Two short weeks from today we await the arrival of April’s full moon. Many cultures have assigned meaningful names to each month’s full moon, some of which have remained in use today, like September’s Harvest Moon. April’s moon has many names, among them Pink Moon, named for the wild ground phlox, or “pink” that blooms in profusion, the Sprouting Grass Moon, or the Fish Moon, honoring the upstream migration of fish to spawn. Most meaningful to our family tribe, however, is the designation Full Egg Moon. This is the full moon we suspect may deliver our baby.
Besides coinciding with the obstetrical calendar’s estimation of a due date, we have other reasons for this sneaking suspicion. Isadora arrived with the Harvest Moon, a full week late but perfectly developed and modestly sized. Long ago, when we had daily, regular contact with the moon in its phases, the rhythms of life were intimately tied to the gentle syncopation of the heavens. Womens’ cycles were said to be in sync with those of the moon, resulting in widespread fertility occurring at the same time the full moon illuminated the night sky. A possible explanation for the full moon’s reputation for crazy-making? Perhaps.
I first became aware of the possible influence a full moon had over birth around this time in my last pregnancy. I was feverishly reading and rereading birth stories to prepare for the natural, drug-free birth I was planning and noticed that a few of these accounts knowingly acknowledged the full moon. As my own due date came and went, I happened to check on the date of the next full moon. A full week after my due date? Surely I wouldn’t have to wait that long! Sure enough. From the tub in the Birth Center I snuck glimpses of that moon, drawing from it a sustaining strength and a reverence for the magical quality it possessed. From that point on, we both nourished that reverence and cultivated a constant awareness of the phases of the moon. Comments about the current phase became as commonplace between us as comments about the weather. We’ve been known to call each other to point out the extraordinary beauty of a particular night’s moon if we’re apart. And with this new awareness came a subtle synchronizing of my own cycle with that of the moon.

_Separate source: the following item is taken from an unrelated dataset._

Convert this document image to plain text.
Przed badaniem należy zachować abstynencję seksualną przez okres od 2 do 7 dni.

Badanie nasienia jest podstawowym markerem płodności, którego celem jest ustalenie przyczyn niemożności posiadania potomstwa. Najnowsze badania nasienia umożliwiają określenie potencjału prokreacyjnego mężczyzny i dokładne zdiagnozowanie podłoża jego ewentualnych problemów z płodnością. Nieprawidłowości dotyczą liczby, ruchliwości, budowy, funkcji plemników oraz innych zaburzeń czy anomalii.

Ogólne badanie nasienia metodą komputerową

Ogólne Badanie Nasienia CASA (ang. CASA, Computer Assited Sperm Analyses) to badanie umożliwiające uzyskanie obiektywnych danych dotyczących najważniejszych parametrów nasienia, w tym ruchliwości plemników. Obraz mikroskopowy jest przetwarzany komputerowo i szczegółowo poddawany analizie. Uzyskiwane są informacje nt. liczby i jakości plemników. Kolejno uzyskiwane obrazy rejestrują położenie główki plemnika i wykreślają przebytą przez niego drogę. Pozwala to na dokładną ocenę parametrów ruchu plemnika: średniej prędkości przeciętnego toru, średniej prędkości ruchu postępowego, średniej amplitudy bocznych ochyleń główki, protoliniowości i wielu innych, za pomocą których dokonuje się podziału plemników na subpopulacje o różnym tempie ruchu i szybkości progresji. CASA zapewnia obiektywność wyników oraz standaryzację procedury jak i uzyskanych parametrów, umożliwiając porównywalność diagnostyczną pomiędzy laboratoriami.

How fitting, then, if this baby chooses the Egg Moon for a birthday, riding the luminous glow of the full moon from the heavens into our world. Yet I can’t quite fathom how this belly can get any BIGGER, and, moon aside, wouldn’t be very surprised if the time came sooner rather than later. Two more weeks does seem like a lo-o-o-ng time. Either way, we’ll soon have our answer. And our baby.